While it's well-known that the Fed's next move will be to slow down its bond purchases, nobody is sure when that will happen. As a result, traders have been trying to out-guess each other in anticipation of the Fed's next step, seizing on comments from Fed officials and minutes from a recent meeting of Fed policymakers to send stock and bond prices swinging sharply over the past two weeks.

The next data point for investors is the Labor Department's closely watched monthly employment survey due out Friday. Oddly enough, a weak report might be encouraging to stock investors since it would imply that the Fed would keep buying bonds to support the economy.

That's the reaction the stock market had on Monday, when traders interpreted an unexpected slowdown in U.S. manufacturing last month as the latest sign that the Fed wasn't close to winding down its stimulus program.

"You gotta believe that people are getting ready for the end of the week," said Jim Paulsen, chief investment strategist at Wells Capital Management in Minneapolis.

The Fed's bond purchases have helped keep bond prices high and the yields they pay low. The Fed's goal is to encourage borrowing and investing with low interest rates.

Many investors expect long-term interest rates to rise when the Fed scales back its bond-buying. If they climb high enough, more investors may be tempted to buy bonds instead of stocks. Trying to anticipate that outcome, many traders are pre-emptively selling stocks on the slightest signs that the Fed may be closer to slowing its stimulus.

The current yield of 2.13 percent on the benchmark 10-year Treasury note is extremely low by historical standards. It's also nearly identical to the average dividend payment of 2.14 percent for stocks in the S&P 500.

In other stock trading, the Standard & Poor's 500 index was down 11 points to 1,629, a decrease of 0.7 percent, as of 2:39 p.m. Energy companies were the only one of the 10 industry groups in the index to rise.

The Nasdaq composite fell 21 points to 3,444, a decrease of 0.6 percent.
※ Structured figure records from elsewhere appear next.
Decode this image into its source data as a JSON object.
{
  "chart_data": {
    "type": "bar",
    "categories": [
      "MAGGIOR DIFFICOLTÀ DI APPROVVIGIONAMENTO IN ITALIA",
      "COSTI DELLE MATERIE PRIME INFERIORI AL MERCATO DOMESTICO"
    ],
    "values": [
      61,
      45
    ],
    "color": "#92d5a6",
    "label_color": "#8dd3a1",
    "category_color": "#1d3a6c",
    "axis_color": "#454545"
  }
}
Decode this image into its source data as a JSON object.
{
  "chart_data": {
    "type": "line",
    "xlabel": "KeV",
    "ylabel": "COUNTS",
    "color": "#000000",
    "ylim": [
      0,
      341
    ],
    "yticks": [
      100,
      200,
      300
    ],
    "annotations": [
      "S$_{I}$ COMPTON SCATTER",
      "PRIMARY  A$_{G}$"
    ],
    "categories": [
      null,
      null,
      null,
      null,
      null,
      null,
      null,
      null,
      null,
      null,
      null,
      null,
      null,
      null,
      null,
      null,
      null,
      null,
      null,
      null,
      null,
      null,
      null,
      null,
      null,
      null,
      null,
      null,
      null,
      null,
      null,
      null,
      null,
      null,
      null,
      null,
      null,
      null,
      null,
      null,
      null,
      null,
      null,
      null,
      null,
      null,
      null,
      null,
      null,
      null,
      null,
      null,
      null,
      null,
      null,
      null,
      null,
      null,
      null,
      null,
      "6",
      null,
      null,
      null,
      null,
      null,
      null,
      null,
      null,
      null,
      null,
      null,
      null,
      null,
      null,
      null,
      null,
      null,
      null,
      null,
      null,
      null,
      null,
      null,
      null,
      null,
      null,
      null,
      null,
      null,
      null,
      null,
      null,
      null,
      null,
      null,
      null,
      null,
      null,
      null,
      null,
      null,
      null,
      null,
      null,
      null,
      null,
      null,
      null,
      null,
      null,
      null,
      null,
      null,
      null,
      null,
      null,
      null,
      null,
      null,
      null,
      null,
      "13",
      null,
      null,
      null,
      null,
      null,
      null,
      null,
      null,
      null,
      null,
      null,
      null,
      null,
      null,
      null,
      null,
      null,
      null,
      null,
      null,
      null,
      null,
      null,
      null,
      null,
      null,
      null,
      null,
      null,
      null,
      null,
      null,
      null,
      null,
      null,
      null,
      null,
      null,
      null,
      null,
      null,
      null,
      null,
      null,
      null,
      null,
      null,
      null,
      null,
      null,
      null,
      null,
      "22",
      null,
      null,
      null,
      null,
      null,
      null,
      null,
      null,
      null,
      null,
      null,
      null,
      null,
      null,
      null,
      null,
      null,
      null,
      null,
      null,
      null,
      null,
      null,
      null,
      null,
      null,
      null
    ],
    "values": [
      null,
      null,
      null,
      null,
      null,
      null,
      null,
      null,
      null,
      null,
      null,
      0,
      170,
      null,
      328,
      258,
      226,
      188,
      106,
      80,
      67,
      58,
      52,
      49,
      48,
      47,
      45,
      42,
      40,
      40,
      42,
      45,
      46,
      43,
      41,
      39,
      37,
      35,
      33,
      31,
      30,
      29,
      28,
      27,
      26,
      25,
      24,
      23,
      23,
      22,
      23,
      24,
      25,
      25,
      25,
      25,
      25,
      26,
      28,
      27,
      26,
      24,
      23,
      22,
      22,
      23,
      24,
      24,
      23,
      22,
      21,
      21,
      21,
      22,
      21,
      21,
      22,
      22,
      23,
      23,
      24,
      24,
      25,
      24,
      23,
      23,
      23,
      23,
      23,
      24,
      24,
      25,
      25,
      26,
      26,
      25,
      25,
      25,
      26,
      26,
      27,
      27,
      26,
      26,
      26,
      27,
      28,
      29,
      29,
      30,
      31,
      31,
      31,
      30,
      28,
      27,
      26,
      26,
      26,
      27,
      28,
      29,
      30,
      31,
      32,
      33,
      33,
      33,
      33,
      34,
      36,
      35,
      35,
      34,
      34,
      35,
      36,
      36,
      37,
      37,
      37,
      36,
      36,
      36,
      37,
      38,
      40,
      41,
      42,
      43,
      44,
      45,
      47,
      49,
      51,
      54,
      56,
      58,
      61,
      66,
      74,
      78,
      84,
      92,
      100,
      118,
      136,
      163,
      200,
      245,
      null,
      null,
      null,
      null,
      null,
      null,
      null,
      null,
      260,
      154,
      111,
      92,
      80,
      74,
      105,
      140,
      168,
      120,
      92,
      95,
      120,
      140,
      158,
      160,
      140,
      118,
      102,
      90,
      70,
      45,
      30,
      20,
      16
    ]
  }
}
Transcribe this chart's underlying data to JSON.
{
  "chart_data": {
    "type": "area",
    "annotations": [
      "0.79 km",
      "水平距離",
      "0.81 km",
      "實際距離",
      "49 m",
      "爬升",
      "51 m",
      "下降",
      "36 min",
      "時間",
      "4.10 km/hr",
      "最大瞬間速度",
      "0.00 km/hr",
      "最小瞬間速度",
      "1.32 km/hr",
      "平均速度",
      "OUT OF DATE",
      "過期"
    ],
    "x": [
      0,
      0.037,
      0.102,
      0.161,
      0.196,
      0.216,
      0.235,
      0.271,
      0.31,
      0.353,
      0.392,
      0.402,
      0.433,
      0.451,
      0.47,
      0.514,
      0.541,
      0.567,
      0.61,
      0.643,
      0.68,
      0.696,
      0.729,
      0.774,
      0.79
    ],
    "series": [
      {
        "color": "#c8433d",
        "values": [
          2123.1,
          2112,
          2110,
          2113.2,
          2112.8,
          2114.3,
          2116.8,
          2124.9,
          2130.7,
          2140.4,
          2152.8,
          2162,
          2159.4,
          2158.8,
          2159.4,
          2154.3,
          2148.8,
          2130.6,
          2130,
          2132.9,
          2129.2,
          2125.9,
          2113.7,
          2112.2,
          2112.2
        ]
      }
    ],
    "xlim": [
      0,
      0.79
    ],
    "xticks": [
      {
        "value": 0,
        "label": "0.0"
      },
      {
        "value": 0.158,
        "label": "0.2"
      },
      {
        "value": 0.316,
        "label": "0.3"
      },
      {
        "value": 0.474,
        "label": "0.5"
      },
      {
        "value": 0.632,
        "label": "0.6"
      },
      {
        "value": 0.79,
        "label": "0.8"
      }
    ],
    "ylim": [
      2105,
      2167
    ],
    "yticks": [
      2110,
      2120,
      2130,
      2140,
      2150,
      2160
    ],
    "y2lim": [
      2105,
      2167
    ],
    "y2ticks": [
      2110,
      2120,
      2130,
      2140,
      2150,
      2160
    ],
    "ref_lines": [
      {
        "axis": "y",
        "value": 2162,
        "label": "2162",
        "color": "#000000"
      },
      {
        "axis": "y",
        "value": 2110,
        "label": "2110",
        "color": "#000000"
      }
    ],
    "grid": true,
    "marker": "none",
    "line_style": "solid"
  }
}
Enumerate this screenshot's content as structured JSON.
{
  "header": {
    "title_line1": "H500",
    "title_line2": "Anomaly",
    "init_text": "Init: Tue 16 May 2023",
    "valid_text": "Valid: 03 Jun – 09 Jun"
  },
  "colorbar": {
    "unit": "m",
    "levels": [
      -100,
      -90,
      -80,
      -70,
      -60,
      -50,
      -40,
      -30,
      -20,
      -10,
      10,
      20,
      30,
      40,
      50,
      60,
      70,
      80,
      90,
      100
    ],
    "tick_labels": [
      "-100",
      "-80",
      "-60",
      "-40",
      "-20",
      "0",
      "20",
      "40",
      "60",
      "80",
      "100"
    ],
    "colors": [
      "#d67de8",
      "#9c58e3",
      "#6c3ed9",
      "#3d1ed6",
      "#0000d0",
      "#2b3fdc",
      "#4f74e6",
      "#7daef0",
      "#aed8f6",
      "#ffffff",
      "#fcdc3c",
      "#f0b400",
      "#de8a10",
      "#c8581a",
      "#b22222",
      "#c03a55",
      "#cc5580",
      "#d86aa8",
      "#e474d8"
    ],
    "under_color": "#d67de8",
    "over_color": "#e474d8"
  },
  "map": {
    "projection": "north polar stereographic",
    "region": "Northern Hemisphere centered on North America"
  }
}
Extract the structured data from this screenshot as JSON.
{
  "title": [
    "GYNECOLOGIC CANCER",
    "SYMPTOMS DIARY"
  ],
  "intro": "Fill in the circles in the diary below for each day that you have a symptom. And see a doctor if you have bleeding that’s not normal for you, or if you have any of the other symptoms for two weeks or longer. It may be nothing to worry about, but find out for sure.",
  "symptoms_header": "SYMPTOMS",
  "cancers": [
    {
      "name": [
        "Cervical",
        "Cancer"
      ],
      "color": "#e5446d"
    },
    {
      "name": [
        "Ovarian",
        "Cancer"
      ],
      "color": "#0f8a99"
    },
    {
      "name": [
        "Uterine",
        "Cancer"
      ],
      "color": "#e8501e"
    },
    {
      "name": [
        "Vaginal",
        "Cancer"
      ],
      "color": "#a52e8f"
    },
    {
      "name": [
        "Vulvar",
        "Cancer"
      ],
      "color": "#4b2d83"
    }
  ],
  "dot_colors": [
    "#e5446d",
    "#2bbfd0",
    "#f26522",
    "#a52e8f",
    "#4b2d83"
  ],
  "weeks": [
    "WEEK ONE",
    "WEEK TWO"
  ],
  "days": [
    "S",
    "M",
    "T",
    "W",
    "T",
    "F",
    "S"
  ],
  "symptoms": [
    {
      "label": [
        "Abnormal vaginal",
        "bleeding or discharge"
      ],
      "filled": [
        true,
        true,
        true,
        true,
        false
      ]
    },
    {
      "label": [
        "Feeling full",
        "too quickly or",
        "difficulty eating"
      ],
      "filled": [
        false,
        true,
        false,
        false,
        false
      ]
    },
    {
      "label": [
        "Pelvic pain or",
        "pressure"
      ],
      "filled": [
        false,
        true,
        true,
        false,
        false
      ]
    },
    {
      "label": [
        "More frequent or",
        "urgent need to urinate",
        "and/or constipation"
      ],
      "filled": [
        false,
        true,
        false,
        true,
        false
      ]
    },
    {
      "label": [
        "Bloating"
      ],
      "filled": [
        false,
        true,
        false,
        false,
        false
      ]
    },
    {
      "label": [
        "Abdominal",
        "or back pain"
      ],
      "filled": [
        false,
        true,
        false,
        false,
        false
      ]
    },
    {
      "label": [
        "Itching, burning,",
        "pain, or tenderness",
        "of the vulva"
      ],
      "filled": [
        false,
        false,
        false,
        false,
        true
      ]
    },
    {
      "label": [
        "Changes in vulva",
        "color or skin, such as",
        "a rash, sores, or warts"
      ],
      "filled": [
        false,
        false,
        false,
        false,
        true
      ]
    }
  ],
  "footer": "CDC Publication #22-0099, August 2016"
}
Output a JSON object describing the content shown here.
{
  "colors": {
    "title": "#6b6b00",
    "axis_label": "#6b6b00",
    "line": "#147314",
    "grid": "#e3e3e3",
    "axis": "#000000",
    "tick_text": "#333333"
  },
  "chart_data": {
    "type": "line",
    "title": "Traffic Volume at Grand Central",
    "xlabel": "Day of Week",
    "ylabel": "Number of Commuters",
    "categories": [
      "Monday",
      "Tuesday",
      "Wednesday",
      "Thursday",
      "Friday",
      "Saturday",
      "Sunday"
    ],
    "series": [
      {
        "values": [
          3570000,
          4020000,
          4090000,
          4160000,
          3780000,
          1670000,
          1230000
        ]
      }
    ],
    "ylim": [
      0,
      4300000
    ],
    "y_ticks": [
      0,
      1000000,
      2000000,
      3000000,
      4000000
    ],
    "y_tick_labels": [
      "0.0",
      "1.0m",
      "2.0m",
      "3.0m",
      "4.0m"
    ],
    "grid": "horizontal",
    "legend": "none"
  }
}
General Motors gained 2 percent on news that the company will be added to the S&P 500 index on Thursday, replacing H.J. Heinz Co. The ketchup maker's acquisition is getting bought by Warren Buffett's Berkshire Hathaway and the private equity firm 3G Capital. GM was up 75 cents to an even $35.17.

The price of crude oil rose 72 cents to $94.17 a barrel and gold fell $14 to $1,397 an ounce.

Among other companies in the news:

— Dollar General slumped 8 percent, the biggest drop in the S&P 500. The discount-store chain cut its earnings and revenue forecast for the year ahead because it expects sales to slow. Dollar General's stock dropped $4.06 to $49.48.

— SAIC dropped 1 percent, or 13 cents, to $14.75. The security and communications technology company posted a 31 percent drop in quarterly earnings late Monday, as government spending cuts crimped SAIC's revenue.

— Salesforce.com announced plans buy the marketing software company ExactTarget for $2.3 billion. Salesforce fell 3 percent, or $1.13, to $39.91. ExactTarget jumped 52 percent, or $11.61, to $33.71.